C’est un procédé différent, mais tout aussi contestable selon la CGT, à l’origine des poursuites, qui a été examiné, vendredi 17 décembre, devant le conseil de prud’hommes de Paris. Quatre cent six salariés dépendant alors d’Alcatel réseaux d’entreprise (ARE) entendaient dénoncer les conditions dans lesquelles ils ont été "externalisés", en 1998, à Marine Consulting, filiale d’un groupe informatique. Déclarée en cessation de paiement en mai 2002, cette société a été reprise par un homme d’affaires, avant d’être mise en liquidation un an plus tard.

Sur 750 ex-Alcatel reclassés chez Marine et licenciés depuis, plus de 300 sont toujours au chômage. Ce sont ceux-là essentiellement qui demandent l’annulation de la vente initiale, ce qui rendrait caduques les conditions de leur départ. Et comme ceux de Conflans-Sainte-Honorine, ils espèrent être réintégrés. L’affaire est toutefois plus complexe. Leur société d’origine, Alcatel Réseaux d’entreprise, a été cédée, en janvier 2002, à un fonds américain, Platinum Equity, qui, via sa filiale européenne, NextiraOne, compte toujours 3 000 personnes en France. Au nom de la continuité de l’entreprise, c’est contre cette dernière que les salariés ont été contraints de se retourner.

"CESSION DE MAIN-D’ŒUVRE"

L’affaire a déjà été plaidée en diverses instances et notamment devant la cour d’appel de Marseille, où un salarié de Marine a eu gain de cause. A Paris, où sont regroupés les autres dossiers, Me Jacques Grinsnir, pour les salariés, a une nouvelle fois évoqué le lien de dépendance qui, via le sous-traitant Marine Consulting, les reliait à leur ancien employeur. "Marine n’avait aucune marge de manœuvre, a-t-il affirmé. Alcatel fixait ses tarifs, à des conditions inférieures à celles de la concurrence. Les agences régionales étaient hébergées dans les locaux d’Alcatel. Pour les clients, les salariés agissaient toujours pour le compte du groupe avec du matériel Alcatel. Ils devaient aussi participer aux formations dispensées par l’université d’entreprise." Et, lorsque le groupe a commencé de se désengager, ce fut une mort annoncée. Pour la CGT, cette externalisation ne fut pas une "cession d’activités", mais "une cession de main-d’œuvre". Et "si l’on transfère à tort dans des conditions frauduleuses, l’opération est nulle",a conclu Me Grinsnir en demandant la réintégration des salariés dans leur société d’origine.

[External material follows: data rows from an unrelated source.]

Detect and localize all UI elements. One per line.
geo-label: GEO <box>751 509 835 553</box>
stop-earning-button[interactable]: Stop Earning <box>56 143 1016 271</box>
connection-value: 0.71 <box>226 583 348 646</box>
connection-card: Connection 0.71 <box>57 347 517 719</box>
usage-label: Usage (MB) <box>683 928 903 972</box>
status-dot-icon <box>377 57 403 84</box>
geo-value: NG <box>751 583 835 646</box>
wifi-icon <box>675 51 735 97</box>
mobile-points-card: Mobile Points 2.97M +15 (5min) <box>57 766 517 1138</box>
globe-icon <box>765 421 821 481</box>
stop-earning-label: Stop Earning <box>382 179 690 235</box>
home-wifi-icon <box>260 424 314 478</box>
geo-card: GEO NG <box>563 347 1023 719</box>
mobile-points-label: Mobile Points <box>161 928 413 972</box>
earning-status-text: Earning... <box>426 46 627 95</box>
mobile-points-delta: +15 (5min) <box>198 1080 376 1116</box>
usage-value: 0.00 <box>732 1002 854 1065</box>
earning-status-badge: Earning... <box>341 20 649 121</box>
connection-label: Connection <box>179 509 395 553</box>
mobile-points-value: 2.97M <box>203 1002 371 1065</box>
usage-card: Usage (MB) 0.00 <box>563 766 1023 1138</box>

Au nom de NextiraOne, Me Catherine Davico-Hoarau s’est ingéniée à dégager la responsabilité d’Alcatel qui "n’a jamais licencié aucun des salariés concernés". "Comment dans ces conditions peuvent-ils demander leur réintégration ?", a-t-elle demandé, s’étonnant qu’aucune procédure de contestation ne soit intervenue avant la mise en redressement de Marine Consulting, puis sa liquidation. Pour elle, lors de cette cession, les règles de transfert du personnel, définies par l’article 122-12 du code du travail, ont été respectées. Le tribunal rendra son jugement le 23 février 2005.